A neurological disorder causing uncomfortable sensations in the legs and an irresistible urge to move them, particularly during rest and in the evening.
Restless Legs Syndrome (RLS), also known as Willis-Ekbom Disease, is a common neurological sensorimotor disorder characterized by an uncomfortable urge to move the legs, typically accompanied by unpleasant sensations. These symptoms occur primarily during periods of rest or inactivity, are worse in the evening and at night, and are at least temporarily relieved by movement. RLS significantly impairs quality of life by disrupting sleep onset and causing daytime fatigue, and is associated with depression and anxiety. It affects both sleep and daytime functioning.
RLS affects approximately 5-10% of adults in Western populations, with moderate to severe symptoms occurring in 2-3%. It is more common in women (about 2:1 ratio) and prevalence increases with age. RLS can begin at any age, including childhood, and tends to worsen over time. There is a strong genetic component, with about 50% of patients having an affected first-degree relative.
The exact cause of RLS is not fully understood, but it involves dysfunction in the brain's dopamine system and iron metabolism. Primary RLS appears to be genetic, with several risk genes identified. Secondary RLS can be caused by: iron deficiency (the most important modifiable factor), kidney failure/dialysis, pregnancy (temporary), neuropathy, certain medications (antihistamines, antidepressants, antipsychotics, anti-nausea drugs), caffeine and alcohol, and other medical conditions.
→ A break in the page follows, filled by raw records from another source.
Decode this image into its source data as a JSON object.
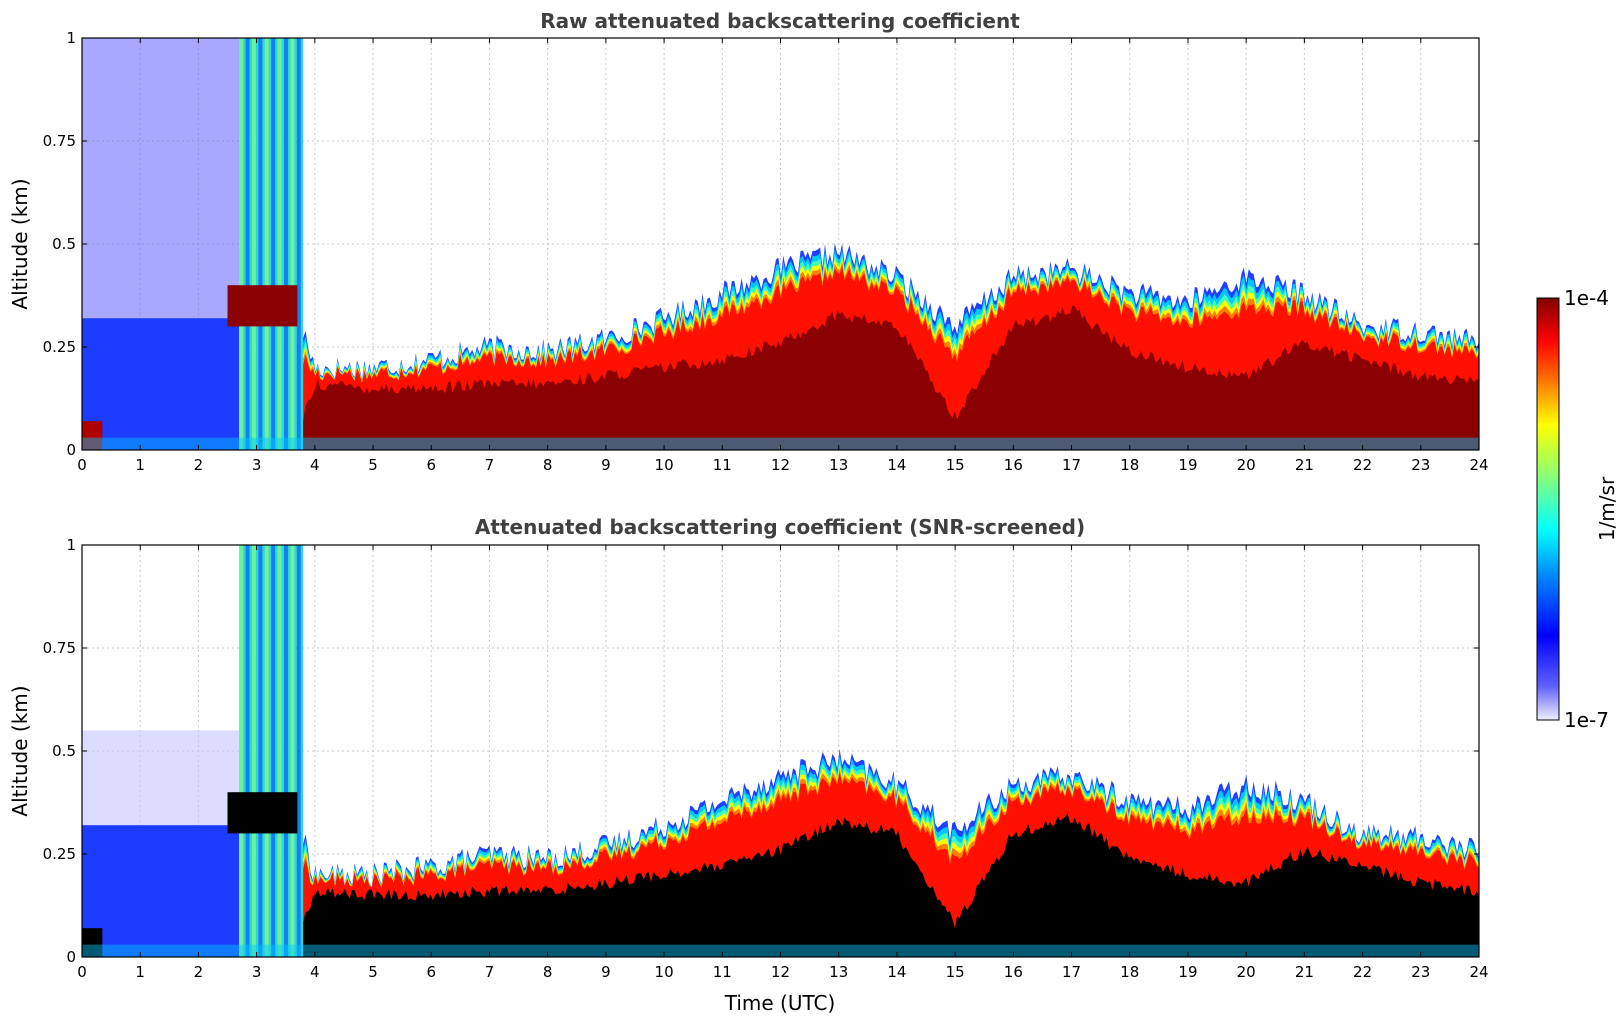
{
  "chart_data": [
    {
      "type": "heatmap",
      "title": "Raw attenuated backscattering coefficient",
      "xlabel": "",
      "ylabel": "Altitude (km)",
      "xlim": [
        0,
        24
      ],
      "ylim": [
        0,
        1
      ],
      "x_ticks": [
        "0",
        "1",
        "2",
        "3",
        "4",
        "5",
        "6",
        "7",
        "8",
        "9",
        "10",
        "11",
        "12",
        "13",
        "14",
        "15",
        "16",
        "17",
        "18",
        "19",
        "20",
        "21",
        "22",
        "23",
        "24"
      ],
      "y_ticks": [
        "0",
        "0.25",
        "0.5",
        "0.75",
        "1"
      ],
      "grid": true,
      "screened": false,
      "layer_top_km": {
        "x": [
          0,
          1,
          2,
          2.5,
          3,
          3.5,
          4,
          5,
          6,
          7,
          8,
          9,
          10,
          11,
          12,
          13,
          14,
          15,
          16,
          17,
          18,
          19,
          20,
          21,
          22,
          23,
          24
        ],
        "y": [
          0.3,
          0.3,
          0.32,
          0.38,
          0.38,
          0.42,
          0.2,
          0.2,
          0.22,
          0.25,
          0.24,
          0.27,
          0.32,
          0.38,
          0.44,
          0.48,
          0.42,
          0.3,
          0.42,
          0.44,
          0.38,
          0.36,
          0.42,
          0.38,
          0.3,
          0.29,
          0.26
        ]
      },
      "dense_layer_km": {
        "x": [
          0,
          3.6,
          4,
          5,
          6,
          7,
          8,
          9,
          10,
          11,
          12,
          13,
          14,
          15,
          16,
          17,
          18,
          19,
          20,
          21,
          22,
          23,
          24
        ],
        "y": [
          0,
          0,
          0.16,
          0.15,
          0.15,
          0.16,
          0.16,
          0.18,
          0.2,
          0.22,
          0.26,
          0.33,
          0.3,
          0.08,
          0.3,
          0.34,
          0.24,
          0.2,
          0.18,
          0.26,
          0.22,
          0.18,
          0.16
        ]
      }
    },
    {
      "type": "heatmap",
      "title": "Attenuated backscattering coefficient (SNR-screened)",
      "xlabel": "Time (UTC)",
      "ylabel": "Altitude (km)",
      "xlim": [
        0,
        24
      ],
      "ylim": [
        0,
        1
      ],
      "x_ticks": [
        "0",
        "1",
        "2",
        "3",
        "4",
        "5",
        "6",
        "7",
        "8",
        "9",
        "10",
        "11",
        "12",
        "13",
        "14",
        "15",
        "16",
        "17",
        "18",
        "19",
        "20",
        "21",
        "22",
        "23",
        "24"
      ],
      "y_ticks": [
        "0",
        "0.25",
        "0.5",
        "0.75",
        "1"
      ],
      "grid": true,
      "screened": true,
      "saturated_color": "#000000",
      "layer_top_km": {
        "x": [
          0,
          1,
          2,
          2.5,
          3,
          3.5,
          4,
          5,
          6,
          7,
          8,
          9,
          10,
          11,
          12,
          13,
          14,
          15,
          16,
          17,
          18,
          19,
          20,
          21,
          22,
          23,
          24
        ],
        "y": [
          0.3,
          0.3,
          0.32,
          0.38,
          0.38,
          0.42,
          0.2,
          0.2,
          0.22,
          0.25,
          0.24,
          0.27,
          0.32,
          0.38,
          0.44,
          0.48,
          0.42,
          0.3,
          0.42,
          0.44,
          0.38,
          0.36,
          0.42,
          0.38,
          0.3,
          0.29,
          0.26
        ]
      },
      "dense_layer_km": {
        "x": [
          0,
          3.6,
          4,
          5,
          6,
          7,
          8,
          9,
          10,
          11,
          12,
          13,
          14,
          15,
          16,
          17,
          18,
          19,
          20,
          21,
          22,
          23,
          24
        ],
        "y": [
          0,
          0,
          0.16,
          0.15,
          0.15,
          0.16,
          0.16,
          0.18,
          0.2,
          0.22,
          0.26,
          0.33,
          0.3,
          0.08,
          0.3,
          0.34,
          0.24,
          0.2,
          0.18,
          0.26,
          0.22,
          0.18,
          0.16
        ]
      }
    }
  ],
  "colorbar": {
    "label": "1/m/sr",
    "min_label": "1e-7",
    "max_label": "1e-4",
    "scale": "log",
    "colors": [
      "#eeeeff",
      "#0000ff",
      "#00ffff",
      "#ffff00",
      "#ff0000",
      "#800000"
    ]
  }
}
The brain may have difficulty using iron even when blood levels appear normal.
An uncomfortable, sometimes irresistible need to move the legs. The urge is typically accompanied by or caused by unpleasant sensations in the legs.
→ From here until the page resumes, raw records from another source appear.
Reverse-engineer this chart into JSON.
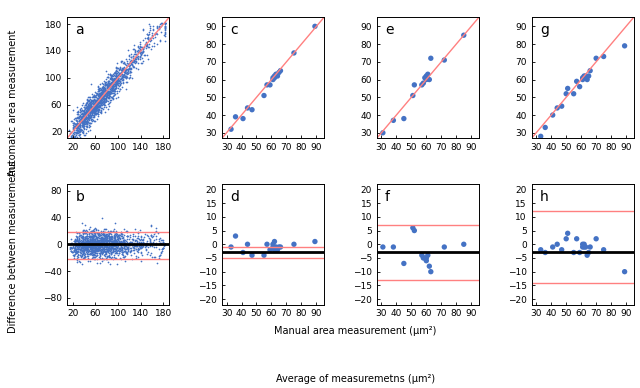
{
  "fig_width": 6.4,
  "fig_height": 3.88,
  "dot_color": "#4472C4",
  "line_color": "#FF8080",
  "mean_line_color": "#000000",
  "dot_size_large": 1.5,
  "dot_size_small": 15,
  "ylabel_top": "Automatic area measurement",
  "ylabel_bottom": "Difference between measuremetns",
  "xlabel_top": "Manual area measurement (μm²)",
  "xlabel_bottom": "Average of measuremetns (μm²)",
  "panel_a": {
    "xlim": [
      10,
      190
    ],
    "ylim": [
      10,
      190
    ],
    "xticks": [
      20,
      60,
      100,
      140,
      180
    ],
    "yticks": [
      20,
      60,
      100,
      140,
      180
    ]
  },
  "panel_b": {
    "xlim": [
      10,
      190
    ],
    "ylim": [
      -90,
      90
    ],
    "xticks": [
      20,
      60,
      100,
      140,
      180
    ],
    "yticks": [
      -80,
      -40,
      0,
      40,
      80
    ],
    "mean": 0.0,
    "upper_limit": 18.0,
    "lower_limit": -22.0
  },
  "panel_c": {
    "xlim": [
      27,
      95
    ],
    "ylim": [
      27,
      95
    ],
    "xticks": [
      30,
      40,
      50,
      60,
      70,
      80,
      90
    ],
    "yticks": [
      30,
      40,
      50,
      60,
      70,
      80,
      90
    ],
    "x": [
      33,
      36,
      41,
      44,
      47,
      55,
      57,
      59,
      61,
      61,
      62,
      62,
      63,
      64,
      65,
      66,
      75,
      89
    ],
    "y": [
      32,
      39,
      38,
      44,
      43,
      51,
      57,
      57,
      60,
      61,
      61,
      62,
      63,
      62,
      64,
      65,
      75,
      90
    ]
  },
  "panel_d": {
    "xlim": [
      27,
      95
    ],
    "ylim": [
      -22,
      22
    ],
    "xticks": [
      30,
      40,
      50,
      60,
      70,
      80,
      90
    ],
    "yticks": [
      -20,
      -15,
      -10,
      -5,
      0,
      5,
      10,
      15,
      20
    ],
    "mean": -3.0,
    "upper_limit": -1.0,
    "lower_limit": -5.0,
    "x": [
      33,
      36,
      41,
      44,
      47,
      55,
      57,
      59,
      61,
      61,
      62,
      62,
      63,
      64,
      65,
      66,
      75,
      89
    ],
    "y": [
      -1,
      3,
      -3,
      0,
      -4,
      -4,
      0,
      -2,
      -1,
      0,
      -2,
      1,
      -1,
      -2,
      -1,
      -1,
      0,
      1
    ]
  },
  "panel_e": {
    "xlim": [
      27,
      95
    ],
    "ylim": [
      27,
      95
    ],
    "xticks": [
      30,
      40,
      50,
      60,
      70,
      80,
      90
    ],
    "yticks": [
      30,
      40,
      50,
      60,
      70,
      80,
      90
    ],
    "x": [
      31,
      38,
      45,
      51,
      52,
      57,
      58,
      59,
      60,
      60,
      61,
      62,
      63,
      72,
      85
    ],
    "y": [
      30,
      37,
      38,
      51,
      57,
      57,
      58,
      61,
      60,
      62,
      63,
      60,
      72,
      71,
      85
    ]
  },
  "panel_f": {
    "xlim": [
      27,
      95
    ],
    "ylim": [
      -22,
      22
    ],
    "xticks": [
      30,
      40,
      50,
      60,
      70,
      80,
      90
    ],
    "yticks": [
      -20,
      -15,
      -10,
      -5,
      0,
      5,
      10,
      15,
      20
    ],
    "mean": -3.0,
    "upper_limit": 7.0,
    "lower_limit": -13.0,
    "x": [
      31,
      38,
      45,
      51,
      52,
      57,
      58,
      59,
      60,
      60,
      61,
      62,
      63,
      72,
      85
    ],
    "y": [
      -1,
      -1,
      -7,
      6,
      5,
      -4,
      -5,
      -5,
      -5,
      -6,
      -4,
      -8,
      -10,
      -1,
      0
    ]
  },
  "panel_g": {
    "xlim": [
      27,
      95
    ],
    "ylim": [
      27,
      95
    ],
    "xticks": [
      30,
      40,
      50,
      60,
      70,
      80,
      90
    ],
    "yticks": [
      30,
      40,
      50,
      60,
      70,
      80,
      90
    ],
    "x": [
      33,
      36,
      41,
      44,
      47,
      50,
      51,
      55,
      57,
      59,
      61,
      61,
      62,
      62,
      63,
      64,
      65,
      66,
      70,
      75,
      89
    ],
    "y": [
      28,
      33,
      40,
      44,
      45,
      52,
      55,
      52,
      59,
      56,
      60,
      61,
      61,
      62,
      62,
      60,
      62,
      65,
      72,
      73,
      79
    ]
  },
  "panel_h": {
    "xlim": [
      27,
      95
    ],
    "ylim": [
      -22,
      22
    ],
    "xticks": [
      30,
      40,
      50,
      60,
      70,
      80,
      90
    ],
    "yticks": [
      -20,
      -15,
      -10,
      -5,
      0,
      5,
      10,
      15,
      20
    ],
    "mean": -3.0,
    "upper_limit": 12.0,
    "lower_limit": -14.0,
    "x": [
      33,
      36,
      41,
      44,
      47,
      50,
      51,
      55,
      57,
      59,
      61,
      61,
      62,
      62,
      63,
      64,
      65,
      66,
      70,
      75,
      89
    ],
    "y": [
      -2,
      -3,
      -1,
      0,
      -2,
      2,
      4,
      -3,
      2,
      -3,
      -1,
      0,
      -1,
      0,
      -1,
      -4,
      -3,
      -1,
      2,
      -2,
      -10
    ]
  }
}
Described variously as creeping, crawling, pulling, itching, tingling, burning, or 'pins and needles' feelings deep inside the legs. Some patients struggle to describe the sensation.
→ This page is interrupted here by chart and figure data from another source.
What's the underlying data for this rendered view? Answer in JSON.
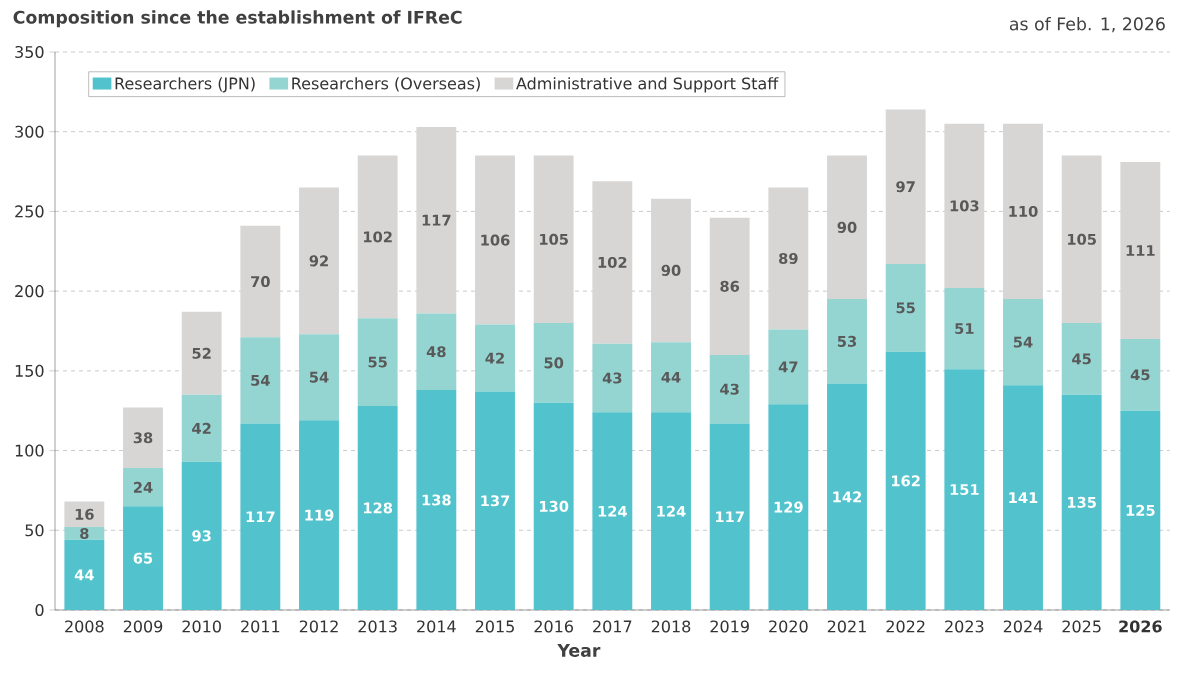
{
  "chart_data": {
    "type": "bar",
    "stacked": true,
    "title": "Composition since the establishment of IFReC",
    "xlabel": "Year",
    "annotations": [
      "as of Feb. 1, 2026"
    ],
    "categories": [
      "2008",
      "2009",
      "2010",
      "2011",
      "2012",
      "2013",
      "2014",
      "2015",
      "2016",
      "2017",
      "2018",
      "2019",
      "2020",
      "2021",
      "2022",
      "2023",
      "2024",
      "2025",
      "**2026**"
    ],
    "series": [
      {
        "name": "Researchers (JPN)",
        "color": "#52c3cd",
        "values": [
          44,
          65,
          93,
          117,
          119,
          128,
          138,
          137,
          130,
          124,
          124,
          117,
          129,
          142,
          162,
          151,
          141,
          135,
          125
        ]
      },
      {
        "name": "Researchers (Overseas)",
        "color": "#94d5d2",
        "values": [
          8,
          24,
          42,
          54,
          54,
          55,
          48,
          42,
          50,
          43,
          44,
          43,
          47,
          53,
          55,
          51,
          54,
          45,
          45
        ]
      },
      {
        "name": "Administrative and Support Staff",
        "color": "#d8d6d5",
        "values": [
          16,
          38,
          52,
          70,
          92,
          102,
          117,
          106,
          105,
          102,
          90,
          86,
          89,
          90,
          97,
          103,
          110,
          105,
          111
        ]
      }
    ],
    "ylim": [
      0,
      350
    ],
    "yticks": [
      0,
      50,
      100,
      150,
      200,
      250,
      300,
      350
    ],
    "grid": "y",
    "legend": "top left",
    "data_labels": true
  }
}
Symptoms begin or worsen during periods of inactivity such as sitting or lying down.
There is a distinct circadian pattern with symptoms being most severe in the late evening and night, often peaking around midnight.
Walking, stretching, or moving the legs provides temporary relief, but symptoms return when movement stops.
Difficulty falling asleep due to symptoms, and sometimes awakening during the night with recurrent symptoms.
While legs are most commonly affected, some patients also experience symptoms in the arms.
If you answer yes to any of these questions, consider consulting a sleep specialist:
RLS is diagnosed clinically based on the presence of four essential criteria. Blood tests are important to check iron levels and rule out secondary causes. Sleep studies may be done to assess for periodic limb movements.
Diagnosis requires all four criteria: urge to move legs with uncomfortable sensations, symptoms worse at rest, relief with movement, and symptoms worse in evening/night.
Serum ferritin and iron saturation should be checked. Low ferritin (below 50-75 ng/mL) is associated with RLS even if not frankly deficient.
Complete blood count, kidney function, thyroid function, and other tests may identify secondary causes.
Sleep study can document periodic limb movements in sleep (PLMS), which occur in about 80% of RLS patients. Not required for diagnosis.
The International RLS Study Group Rating Scale quantifies symptom severity and can track treatment response.
Treatment begins with addressing any underlying causes (especially iron deficiency) and triggers. Medications are used for more severe symptoms, but must be carefully managed to avoid 'augmentation' (worsening of symptoms over time).
If ferritin is below 50-75 ng/mL, iron supplementation (oral or IV) is first-line treatment. IV iron may be more effective and faster-acting.
Gabapentin enacarbil (Horizant), gabapentin, and pregabalin are first-line medications. They improve sensory symptoms and sleep without causing augmentation.
Pramipexole (Mirapex), ropinirole (Requip), and rotigotine patch are effective but carry significant risk of augmentation with long-term use. Used at low doses when needed.
For severe, refractory RLS, low-dose opioids (oxycodone, methadone) may be used carefully. Effective but require monitoring for dependence.
Discontinue or substitute medications that worsen RLS: antihistamines, most antidepressants (except bupropion), anti-nausea drugs, antipsychotics.
Managing kidney disease, neuropathy, and other conditions contributing to RLS.